Design and Synthesis of Fluorescent and Antibiotic Conjugates of Vitamin B₁₂ and Cobinamide

Abstract

The essential micronutrient vitamin B₁₂ has shown considerable promise as a delivery vehicle for antibiotics into bacteria. Novel antibiotic therapies using this ‘Trojan horse’ approach have considerable potential in the battle against antibiotic resistance. The goals of this research were 1) to synthesise highly fluorescent derivatives of vitamin B₁₂ and its naturally occurring analogue cobinamide, and 2) to synthesise vitamin B₁₂ conjugates of the widely used antibiotics gentamycin and ciprofloxacin. Vitamin B₁₂ has its own specific and active uptake pathway within bacterial cells.

Fluorescent conjugates were designed to function as tools to follow the uptake, transport and cellular localisation of vitamin B₁₂ and cobinamide in bacteria. Although the synthesis of fluorescent CNCbl derivatives is well-documented, no fluorescent derivatives of CNCbi have been reported to the best of our knowledge. Furthermore, practically all existing vitamin B₁₂ derivatives of fluorophores exhibit significant fluorescence quenching. The key focus of this work was to synthesise vitamin B₁₂ and cobinamide conjugates with high fluorescent quantum yields.

A range of fluorescent derivatives of CNCbl and CNCbi incorporating NBD-X, sulfo-Cyanine5 and Cyanine7 have been successfully synthesised in high purities (≥90%) and very good to reasonable yields. These conjugates were designed to retain their binding capacity to the Btu uptake system (including BtuB, BtuF and BtuCD transport proteins) for CNCbl/CNCbi uptake in the gram-negative bacterium Escherichia coli. Fluorescence analysis established high quantum yields (>0.20) for CNCbl/CNCbi conjugates incorporating sulfo-Cyanine5 and Cyanine7 fluorophores. An exciting finding from this research was that the conjugation of the near infrared emitting Cyanine7 to CNCbl and CNCbi resulted in no observable fluorescence quenching. Significant fluorescence quenching was observed for the conjugates that incorporated the NBD-X fluorophore. Solution studies between the free components suggested a dynamic quenching mechanism. For the conjugates, where the donor-acceptor distance is constrained, the significant spectral overlap between NBD-X emission and the CNCbl absorbance suggests Förster Resonance Energy Transfer (FRET) is a likely contributor, though other mechanisms such as Photoinduced Electron Transfer (PeT) cannot be excluded.
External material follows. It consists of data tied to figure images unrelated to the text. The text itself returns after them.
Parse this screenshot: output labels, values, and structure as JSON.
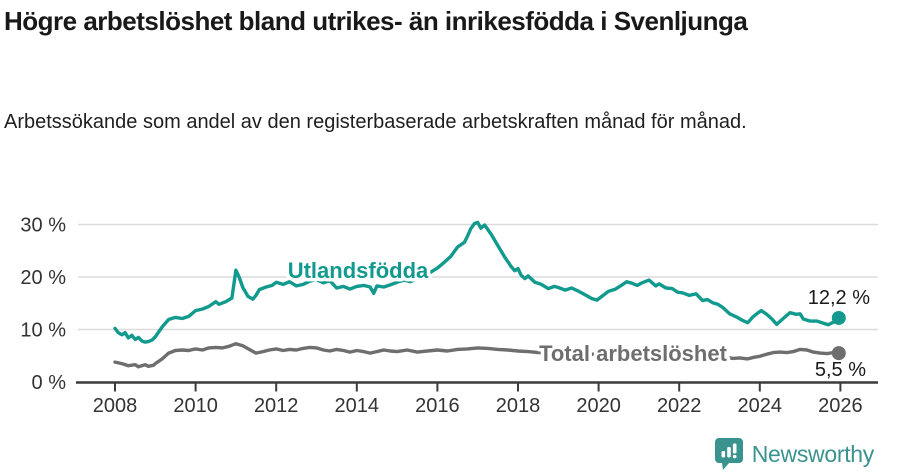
{
  "header": {
    "title": "Högre arbetslöshet bland utrikes- än inrikesfödda i Svenljunga",
    "subtitle": "Arbetssökande som andel av den registerbaserade arbetskraften månad för månad."
  },
  "branding": {
    "name": "Newsworthy",
    "icon": "newsworthy-chart-bubble-icon",
    "color": "#3A938F"
  },
  "chart_data": {
    "type": "line",
    "title": "Högre arbetslöshet bland utrikes- än inrikesfödda i Svenljunga",
    "subtitle": "Arbetssökande som andel av den registerbaserade arbetskraften månad för månad.",
    "grid": "horizontal",
    "legend": "inline-labels",
    "xlim": [
      2007.05,
      2026.9
    ],
    "ylim": [
      0,
      32
    ],
    "x_ticks": [
      {
        "label": "2008",
        "value": 2008
      },
      {
        "label": "2010",
        "value": 2010
      },
      {
        "label": "2012",
        "value": 2012
      },
      {
        "label": "2014",
        "value": 2014
      },
      {
        "label": "2016",
        "value": 2016
      },
      {
        "label": "2018",
        "value": 2018
      },
      {
        "label": "2020",
        "value": 2020
      },
      {
        "label": "2022",
        "value": 2022
      },
      {
        "label": "2024",
        "value": 2024
      },
      {
        "label": "2026",
        "value": 2026
      }
    ],
    "y_ticks": [
      {
        "label": "0 %",
        "value": 0
      },
      {
        "label": "10 %",
        "value": 10
      },
      {
        "label": "20 %",
        "value": 20
      },
      {
        "label": "30 %",
        "value": 30
      }
    ],
    "series": [
      {
        "name": "Utlandsfödda",
        "color": "#119A8D",
        "end_label": "12,2 %",
        "end_value": 12.2,
        "points": [
          [
            2008.0,
            10.2
          ],
          [
            2008.08,
            9.4
          ],
          [
            2008.17,
            9.0
          ],
          [
            2008.25,
            9.4
          ],
          [
            2008.33,
            8.4
          ],
          [
            2008.42,
            8.9
          ],
          [
            2008.5,
            8.1
          ],
          [
            2008.58,
            8.5
          ],
          [
            2008.67,
            7.8
          ],
          [
            2008.75,
            7.6
          ],
          [
            2008.83,
            7.7
          ],
          [
            2008.92,
            8.0
          ],
          [
            2009.0,
            8.6
          ],
          [
            2009.17,
            10.5
          ],
          [
            2009.33,
            11.9
          ],
          [
            2009.5,
            12.3
          ],
          [
            2009.67,
            12.1
          ],
          [
            2009.83,
            12.5
          ],
          [
            2010.0,
            13.6
          ],
          [
            2010.17,
            13.9
          ],
          [
            2010.33,
            14.4
          ],
          [
            2010.5,
            15.3
          ],
          [
            2010.58,
            14.8
          ],
          [
            2010.75,
            15.3
          ],
          [
            2010.9,
            16.0
          ],
          [
            2011.0,
            21.3
          ],
          [
            2011.08,
            20.0
          ],
          [
            2011.17,
            18.0
          ],
          [
            2011.3,
            16.3
          ],
          [
            2011.42,
            15.8
          ],
          [
            2011.5,
            16.5
          ],
          [
            2011.58,
            17.6
          ],
          [
            2011.75,
            18.1
          ],
          [
            2011.9,
            18.4
          ],
          [
            2012.0,
            19.0
          ],
          [
            2012.17,
            18.6
          ],
          [
            2012.33,
            19.1
          ],
          [
            2012.5,
            18.3
          ],
          [
            2012.67,
            18.6
          ],
          [
            2012.83,
            19.2
          ],
          [
            2013.0,
            19.5
          ],
          [
            2013.17,
            18.9
          ],
          [
            2013.33,
            19.3
          ],
          [
            2013.5,
            17.9
          ],
          [
            2013.67,
            18.2
          ],
          [
            2013.83,
            17.7
          ],
          [
            2014.0,
            18.2
          ],
          [
            2014.17,
            18.4
          ],
          [
            2014.33,
            18.1
          ],
          [
            2014.42,
            16.9
          ],
          [
            2014.5,
            18.3
          ],
          [
            2014.67,
            18.1
          ],
          [
            2014.83,
            18.5
          ],
          [
            2015.0,
            19.0
          ],
          [
            2015.17,
            19.4
          ],
          [
            2015.33,
            19.1
          ],
          [
            2015.5,
            19.7
          ],
          [
            2015.67,
            20.2
          ],
          [
            2015.83,
            20.9
          ],
          [
            2016.0,
            21.7
          ],
          [
            2016.17,
            22.8
          ],
          [
            2016.33,
            23.9
          ],
          [
            2016.5,
            25.7
          ],
          [
            2016.67,
            26.6
          ],
          [
            2016.75,
            27.8
          ],
          [
            2016.83,
            29.2
          ],
          [
            2016.92,
            30.2
          ],
          [
            2017.0,
            30.4
          ],
          [
            2017.08,
            29.3
          ],
          [
            2017.17,
            29.9
          ],
          [
            2017.33,
            28.2
          ],
          [
            2017.5,
            26.0
          ],
          [
            2017.67,
            23.8
          ],
          [
            2017.83,
            22.0
          ],
          [
            2017.92,
            21.2
          ],
          [
            2018.0,
            21.6
          ],
          [
            2018.08,
            20.3
          ],
          [
            2018.17,
            19.7
          ],
          [
            2018.25,
            20.2
          ],
          [
            2018.42,
            19.0
          ],
          [
            2018.58,
            18.6
          ],
          [
            2018.75,
            17.8
          ],
          [
            2018.9,
            18.2
          ],
          [
            2019.0,
            18.0
          ],
          [
            2019.17,
            17.5
          ],
          [
            2019.33,
            17.9
          ],
          [
            2019.5,
            17.3
          ],
          [
            2019.67,
            16.6
          ],
          [
            2019.83,
            15.9
          ],
          [
            2019.96,
            15.6
          ],
          [
            2020.08,
            16.3
          ],
          [
            2020.25,
            17.3
          ],
          [
            2020.42,
            17.7
          ],
          [
            2020.58,
            18.5
          ],
          [
            2020.7,
            19.1
          ],
          [
            2020.83,
            18.8
          ],
          [
            2020.96,
            18.4
          ],
          [
            2021.08,
            18.9
          ],
          [
            2021.25,
            19.4
          ],
          [
            2021.42,
            18.3
          ],
          [
            2021.5,
            18.7
          ],
          [
            2021.67,
            17.9
          ],
          [
            2021.83,
            17.8
          ],
          [
            2021.96,
            17.1
          ],
          [
            2022.08,
            17.0
          ],
          [
            2022.25,
            16.5
          ],
          [
            2022.42,
            16.8
          ],
          [
            2022.58,
            15.5
          ],
          [
            2022.7,
            15.7
          ],
          [
            2022.83,
            15.1
          ],
          [
            2022.96,
            14.8
          ],
          [
            2023.08,
            14.2
          ],
          [
            2023.25,
            13.0
          ],
          [
            2023.42,
            12.4
          ],
          [
            2023.58,
            11.7
          ],
          [
            2023.7,
            11.3
          ],
          [
            2023.83,
            12.4
          ],
          [
            2023.96,
            13.2
          ],
          [
            2024.04,
            13.6
          ],
          [
            2024.17,
            12.9
          ],
          [
            2024.3,
            12.0
          ],
          [
            2024.42,
            11.0
          ],
          [
            2024.58,
            12.1
          ],
          [
            2024.75,
            13.2
          ],
          [
            2024.9,
            12.9
          ],
          [
            2025.0,
            13.0
          ],
          [
            2025.08,
            12.0
          ],
          [
            2025.25,
            11.6
          ],
          [
            2025.42,
            11.6
          ],
          [
            2025.58,
            11.2
          ],
          [
            2025.7,
            10.9
          ],
          [
            2025.83,
            11.4
          ],
          [
            2025.96,
            12.2
          ]
        ]
      },
      {
        "name": "Total arbetslöshet",
        "color": "#6E6E6E",
        "end_label": "5,5 %",
        "end_value": 5.5,
        "points": [
          [
            2008.0,
            3.8
          ],
          [
            2008.17,
            3.5
          ],
          [
            2008.33,
            3.1
          ],
          [
            2008.5,
            3.3
          ],
          [
            2008.58,
            2.9
          ],
          [
            2008.75,
            3.3
          ],
          [
            2008.83,
            3.0
          ],
          [
            2008.96,
            3.2
          ],
          [
            2009.0,
            3.5
          ],
          [
            2009.17,
            4.4
          ],
          [
            2009.33,
            5.5
          ],
          [
            2009.5,
            6.0
          ],
          [
            2009.67,
            6.1
          ],
          [
            2009.83,
            6.0
          ],
          [
            2010.0,
            6.3
          ],
          [
            2010.17,
            6.1
          ],
          [
            2010.33,
            6.5
          ],
          [
            2010.5,
            6.6
          ],
          [
            2010.67,
            6.5
          ],
          [
            2010.83,
            6.8
          ],
          [
            2011.0,
            7.3
          ],
          [
            2011.17,
            6.9
          ],
          [
            2011.33,
            6.2
          ],
          [
            2011.5,
            5.5
          ],
          [
            2011.67,
            5.8
          ],
          [
            2011.83,
            6.1
          ],
          [
            2012.0,
            6.3
          ],
          [
            2012.17,
            6.0
          ],
          [
            2012.33,
            6.2
          ],
          [
            2012.5,
            6.1
          ],
          [
            2012.67,
            6.4
          ],
          [
            2012.83,
            6.6
          ],
          [
            2013.0,
            6.5
          ],
          [
            2013.17,
            6.1
          ],
          [
            2013.33,
            5.9
          ],
          [
            2013.5,
            6.2
          ],
          [
            2013.67,
            6.0
          ],
          [
            2013.83,
            5.7
          ],
          [
            2014.0,
            6.0
          ],
          [
            2014.17,
            5.8
          ],
          [
            2014.33,
            5.5
          ],
          [
            2014.5,
            5.8
          ],
          [
            2014.67,
            6.1
          ],
          [
            2014.83,
            5.9
          ],
          [
            2015.0,
            5.8
          ],
          [
            2015.25,
            6.1
          ],
          [
            2015.5,
            5.7
          ],
          [
            2015.75,
            5.9
          ],
          [
            2016.0,
            6.1
          ],
          [
            2016.25,
            5.9
          ],
          [
            2016.5,
            6.2
          ],
          [
            2016.75,
            6.3
          ],
          [
            2017.0,
            6.5
          ],
          [
            2017.25,
            6.4
          ],
          [
            2017.5,
            6.2
          ],
          [
            2017.75,
            6.1
          ],
          [
            2018.0,
            5.9
          ],
          [
            2018.25,
            5.8
          ],
          [
            2018.5,
            5.6
          ],
          [
            2018.75,
            5.5
          ],
          [
            2019.0,
            5.6
          ],
          [
            2019.25,
            5.5
          ],
          [
            2019.5,
            5.3
          ],
          [
            2019.75,
            5.2
          ],
          [
            2020.0,
            5.4
          ],
          [
            2020.25,
            5.7
          ],
          [
            2020.5,
            6.0
          ],
          [
            2020.75,
            5.8
          ],
          [
            2021.0,
            5.7
          ],
          [
            2021.25,
            5.9
          ],
          [
            2021.5,
            5.6
          ],
          [
            2021.75,
            5.4
          ],
          [
            2022.0,
            5.3
          ],
          [
            2022.17,
            5.1
          ],
          [
            2022.33,
            5.3
          ],
          [
            2022.5,
            5.0
          ],
          [
            2022.67,
            5.2
          ],
          [
            2022.83,
            4.9
          ],
          [
            2023.0,
            5.0
          ],
          [
            2023.17,
            4.7
          ],
          [
            2023.33,
            4.5
          ],
          [
            2023.5,
            4.6
          ],
          [
            2023.7,
            4.4
          ],
          [
            2023.85,
            4.7
          ],
          [
            2024.0,
            4.9
          ],
          [
            2024.17,
            5.3
          ],
          [
            2024.33,
            5.6
          ],
          [
            2024.5,
            5.7
          ],
          [
            2024.67,
            5.6
          ],
          [
            2024.83,
            5.8
          ],
          [
            2025.0,
            6.2
          ],
          [
            2025.17,
            6.1
          ],
          [
            2025.33,
            5.7
          ],
          [
            2025.5,
            5.5
          ],
          [
            2025.67,
            5.4
          ],
          [
            2025.83,
            5.6
          ],
          [
            2025.96,
            5.5
          ]
        ]
      }
    ]
  }
}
Recently a vitamin B₁₂ conjugate of the antibiotic ampicillin was shown to be 500 times more effective than ampicillin itself in killing E coli. Once robust synthetic approaches were developed for synthesising the fluorescent CNCbl conjugates, these procedures were used to inform the synthesis of two antibiotic conjugates of CNCbl. Novel CNCbl-linker-antibiotic conjugates were synthesised incorporating the antibiotics gentamicin and ciprofloxacin. The conjugation of ciprofloxacin to CNCbl was achieved at two sites - the carboxylic acid and the secondary amine functionalities of ciprofloxacin. Site-selective conjugation of gentamicin via an amine is challenging, as multiple reactive amines are available for conjugation. However, conjugation of gentamicin to CNCbl was determined to occur selectively at one amine site using both LC-MS and ¹H NMR spectroscopy. The purification of CNCbl-linker-antibiotic conjugates was achieved by reversed-phase C18 chromatography and required isocratic conditions and the collection of small fractions to achieve purities of >95%. This was reflected in lower product yields (9-40%); however, conjugates were isolated for analysis and are suitable for biological testing. These conjugates will allow others to investigate the uptake and efficiency of CNCbl/CNCbi delivery system as a Trojan horse strategy to deliver antibiotics into bacteria - a relatively unexplored and promising area of medicinal chemistry.